Il trouvera ici, dans la consultation collective ou l’atelier, un outil très puissant de conduite de réunion. En menant ses réunions de travail par la pratique philosophique, le manager pourra développer les dialogues entre ses collaborateurs, les faire se confronter les uns aux autres sans prendre la position centrale de dépositaire de l’autorité mais en jouant, même momentanément, le rôle d’animateur qui fait respecter les règles du débat sans intervenir sur le fond. Ainsi pourront s’exprimer plusieurs points de vue, se faire jour des conflits qui restaient à l’état latent ; des oppositions ou des problèmes émergeront qui seront autant d’informations pour nourrir son management et lui permettre de prendre des décisions plus éclairées.
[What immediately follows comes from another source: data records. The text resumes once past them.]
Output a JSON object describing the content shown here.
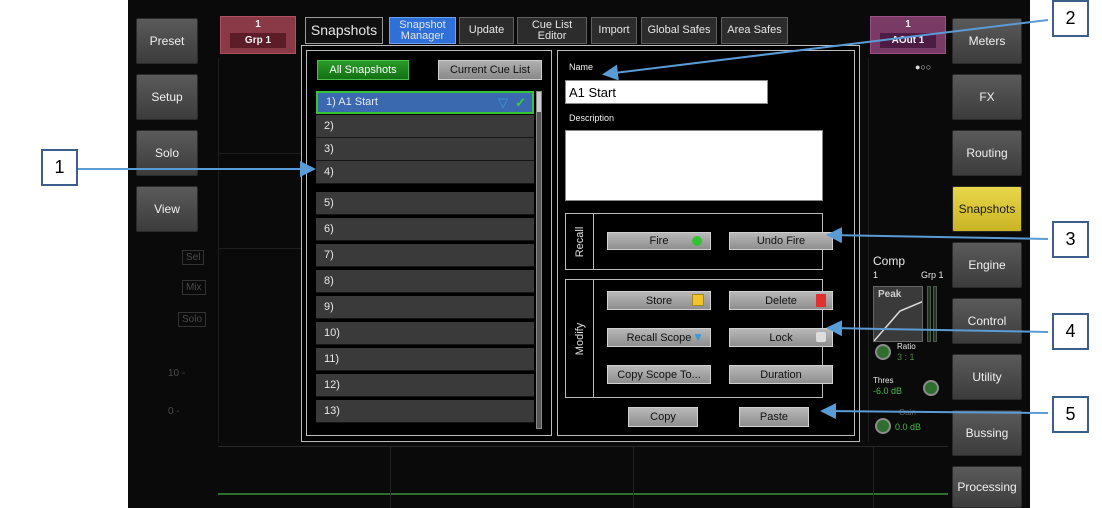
{
  "left_keys": [
    {
      "label": "Preset"
    },
    {
      "label": "Setup"
    },
    {
      "label": "Solo"
    },
    {
      "label": "View"
    }
  ],
  "left_strip_labels": [
    "Sel",
    "Mix",
    "Solo"
  ],
  "left_scale": [
    "10 -",
    "0 -"
  ],
  "right_keys": [
    {
      "label": "Meters"
    },
    {
      "label": "FX"
    },
    {
      "label": "Routing"
    },
    {
      "label": "Snapshots"
    },
    {
      "label": "Engine"
    },
    {
      "label": "Control"
    },
    {
      "label": "Utility"
    },
    {
      "label": "Bussing"
    },
    {
      "label": "Processing"
    }
  ],
  "left_channel": {
    "num": "1",
    "name": "Grp 1"
  },
  "right_channel": {
    "num": "1",
    "name": "AOut 1"
  },
  "title": "Snapshots",
  "tabs": [
    {
      "label": "Snapshot Manager"
    },
    {
      "label": "Update"
    },
    {
      "label": "Cue List Editor"
    },
    {
      "label": "Import"
    },
    {
      "label": "Global Safes"
    },
    {
      "label": "Area Safes"
    }
  ],
  "list_buttons": {
    "all": "All Snapshots",
    "cue": "Current Cue List"
  },
  "snapshots": [
    "1) A1 Start",
    "2)",
    "3)",
    "4)",
    "5)",
    "6)",
    "7)",
    "8)",
    "9)",
    "10)",
    "11)",
    "12)",
    "13)"
  ],
  "name_label": "Name",
  "name_value": "A1 Start",
  "description_label": "Description",
  "description_value": "",
  "recall": {
    "section": "Recall",
    "fire": "Fire",
    "undo": "Undo Fire"
  },
  "modify": {
    "section": "Modify",
    "store": "Store",
    "delete": "Delete",
    "recall_scope": "Recall Scope",
    "lock": "Lock",
    "copy_scope": "Copy Scope To...",
    "duration": "Duration"
  },
  "copy": "Copy",
  "paste": "Paste",
  "comp": {
    "title": "Comp",
    "left": "1",
    "right": "Grp 1",
    "peak": "Peak",
    "ratio_label": "Ratio",
    "ratio_value": "3 : 1",
    "thres_label": "Thres",
    "thres_value": "-6.0 dB",
    "gain_label": "Gain",
    "gain_value": "0.0 dB"
  },
  "callouts": [
    "1",
    "2",
    "3",
    "4",
    "5"
  ],
  "colors": {
    "accent_blue": "#2f6fd8",
    "select_green": "#34c434",
    "snapshot_yellow": "#d8c634",
    "callout_line": "#5b9bd5"
  }
}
Il peut être très reposant pour un manager de temporairement abandonner ses habits de chef pour endosser ceux de l’arbitre impartial et organiser la confrontation des points de vue. En parallèle, il contribuera à développer certaines compétences cognitives et attitudes de ses collaborateurs, comme l’authenticité pour plus de transparence dans les relations, la confrontation pour générer des idées, la suspension du jugement pour développer la confiance et prendre les décisions, la culture du dialogue ouvert sans censure (et plus particulièrement sans autocensure des subordonnés face au chef), l’empathie pour que ses collègues apprennent à mieux se connaître, etc.
Une fois que l’habitude de conduire les réunions selon cette méthode sera prise, il y a fort à parier que ses collaborateurs s’en empareront et que le manager/leader pourra déléguer à tour de rôle la responsabilité de l’animation des réunions, donnant ainsi à son management une réelle orientation collaborative, au-delà des discours convenus issus de la doctrine managériale à la mode.
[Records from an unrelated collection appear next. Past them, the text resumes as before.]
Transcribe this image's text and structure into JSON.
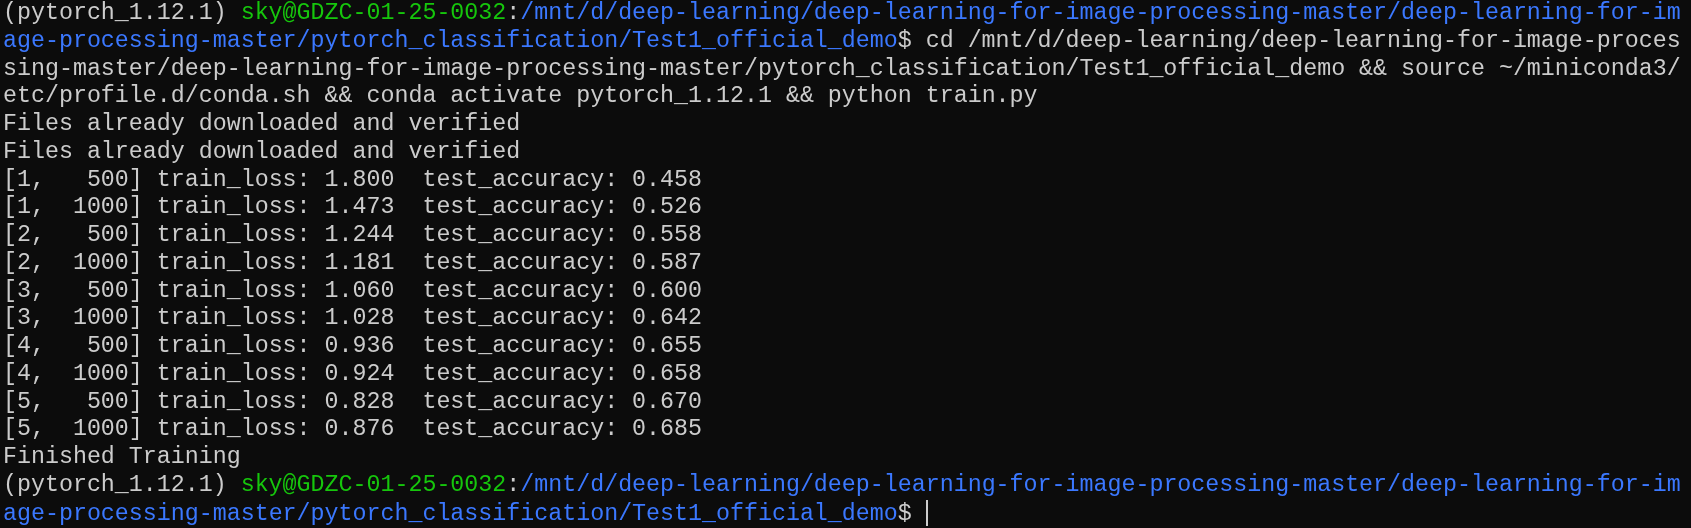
{
  "terminal": {
    "cursor_visible": true,
    "rows": [
      {
        "segments": [
          {
            "kind": "env",
            "text": "(pytorch_1.12.1)"
          },
          {
            "kind": "user_host",
            "text": "sky@GDZC-01-25-0032"
          },
          {
            "kind": "separator",
            "text": ":"
          },
          {
            "kind": "path",
            "text": "/mnt/d/deep-learning/deep-learning-for-image-processing-master/deep-learning-for-im"
          }
        ]
      },
      {
        "segments": [
          {
            "kind": "path",
            "text": "age-processing-master/pytorch_classification/Test1_official_demo"
          },
          {
            "kind": "symbol",
            "text": "$"
          },
          {
            "kind": "command",
            "text": "cd /mnt/d/deep-learning/deep-learning-for-image-proces"
          }
        ]
      },
      {
        "segments": [
          {
            "kind": "output",
            "text": "sing-master/deep-learning-for-image-processing-master/pytorch_classification/Test1_official_demo && source ~/miniconda3/"
          }
        ]
      },
      {
        "segments": [
          {
            "kind": "output",
            "text": "etc/profile.d/conda.sh && conda activate pytorch_1.12.1 && python train.py"
          }
        ]
      },
      {
        "segments": [
          {
            "kind": "output",
            "text": "Files already downloaded and verified"
          }
        ]
      },
      {
        "segments": [
          {
            "kind": "output",
            "text": "Files already downloaded and verified"
          }
        ]
      },
      {
        "segments": [
          {
            "kind": "output",
            "text": "[1,   500] train_loss: 1.800  test_accuracy: 0.458"
          }
        ]
      },
      {
        "segments": [
          {
            "kind": "output",
            "text": "[1,  1000] train_loss: 1.473  test_accuracy: 0.526"
          }
        ]
      },
      {
        "segments": [
          {
            "kind": "output",
            "text": "[2,   500] train_loss: 1.244  test_accuracy: 0.558"
          }
        ]
      },
      {
        "segments": [
          {
            "kind": "output",
            "text": "[2,  1000] train_loss: 1.181  test_accuracy: 0.587"
          }
        ]
      },
      {
        "segments": [
          {
            "kind": "output",
            "text": "[3,   500] train_loss: 1.060  test_accuracy: 0.600"
          }
        ]
      },
      {
        "segments": [
          {
            "kind": "output",
            "text": "[3,  1000] train_loss: 1.028  test_accuracy: 0.642"
          }
        ]
      },
      {
        "segments": [
          {
            "kind": "output",
            "text": "[4,   500] train_loss: 0.936  test_accuracy: 0.655"
          }
        ]
      },
      {
        "segments": [
          {
            "kind": "output",
            "text": "[4,  1000] train_loss: 0.924  test_accuracy: 0.658"
          }
        ]
      },
      {
        "segments": [
          {
            "kind": "output",
            "text": "[5,   500] train_loss: 0.828  test_accuracy: 0.670"
          }
        ]
      },
      {
        "segments": [
          {
            "kind": "output",
            "text": "[5,  1000] train_loss: 0.876  test_accuracy: 0.685"
          }
        ]
      },
      {
        "segments": [
          {
            "kind": "output",
            "text": "Finished Training"
          }
        ]
      },
      {
        "segments": [
          {
            "kind": "env",
            "text": "(pytorch_1.12.1)"
          },
          {
            "kind": "user_host",
            "text": "sky@GDZC-01-25-0032"
          },
          {
            "kind": "separator",
            "text": ":"
          },
          {
            "kind": "path",
            "text": "/mnt/d/deep-learning/deep-learning-for-image-processing-master/deep-learning-for-im"
          }
        ]
      },
      {
        "segments": [
          {
            "kind": "path",
            "text": "age-processing-master/pytorch_classification/Test1_official_demo"
          },
          {
            "kind": "symbol",
            "text": "$"
          }
        ]
      }
    ]
  }
}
Un autre axe d’utilisation de cette méthode particulièrement efficace pour le manager, notamment dans le domaine des ressources humaines et de la communication interne, est celui de la médiation, de la résolution de conflits soit entre plusieurs équipes, soit entre des individualités au sein d’une même équipe, entre un syndicat et la direction, ou encore au sein d’un comité de direction.
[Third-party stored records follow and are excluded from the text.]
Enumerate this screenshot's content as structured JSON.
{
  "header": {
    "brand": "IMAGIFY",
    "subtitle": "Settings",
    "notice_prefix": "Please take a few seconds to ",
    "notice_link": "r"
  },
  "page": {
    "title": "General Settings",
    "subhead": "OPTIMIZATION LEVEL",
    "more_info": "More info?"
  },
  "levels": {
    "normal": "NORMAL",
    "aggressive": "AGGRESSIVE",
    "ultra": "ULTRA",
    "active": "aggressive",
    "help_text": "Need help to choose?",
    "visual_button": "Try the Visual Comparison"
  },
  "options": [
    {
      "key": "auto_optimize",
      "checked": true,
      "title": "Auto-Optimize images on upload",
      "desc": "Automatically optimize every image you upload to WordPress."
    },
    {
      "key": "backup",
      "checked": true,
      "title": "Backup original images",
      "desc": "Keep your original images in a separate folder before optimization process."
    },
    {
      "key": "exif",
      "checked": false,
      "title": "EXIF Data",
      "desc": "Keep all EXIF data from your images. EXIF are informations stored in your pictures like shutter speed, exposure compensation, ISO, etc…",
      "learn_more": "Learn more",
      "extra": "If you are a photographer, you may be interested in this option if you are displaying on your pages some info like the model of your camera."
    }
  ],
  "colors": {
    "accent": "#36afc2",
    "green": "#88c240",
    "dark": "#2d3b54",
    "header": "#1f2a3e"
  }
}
La pratique philosophique permet de réguler un débat en faisant baisser la tension émotive, en posant des règles sur le dialogue qui obligent chacun à dévoiler ses cartes, à dire clairement et sans duplicité ce qu’il a à dire, à fournir des arguments qui pourront être débattus et évalués pour soutenir telle ou telle position controversée, en résolvant des malentendus le plus souvent issus de glissements de sens ou d’une mauvaise compréhension de concepts. Elle permet également d’identifier collectivement les présupposés sous-jacents à une injonction, une directive, une stratégie, un objectif, et d’en évaluer collectivement l’impact et les conséquences sans que ne se développent des craintes inutiles résultant de projections abusives ou d’emportements émotionnels.
1. Les termes suivis d’un astérisque à leur première occurrence sont expliqués dans le glossaire situé en fin d’ouvrage.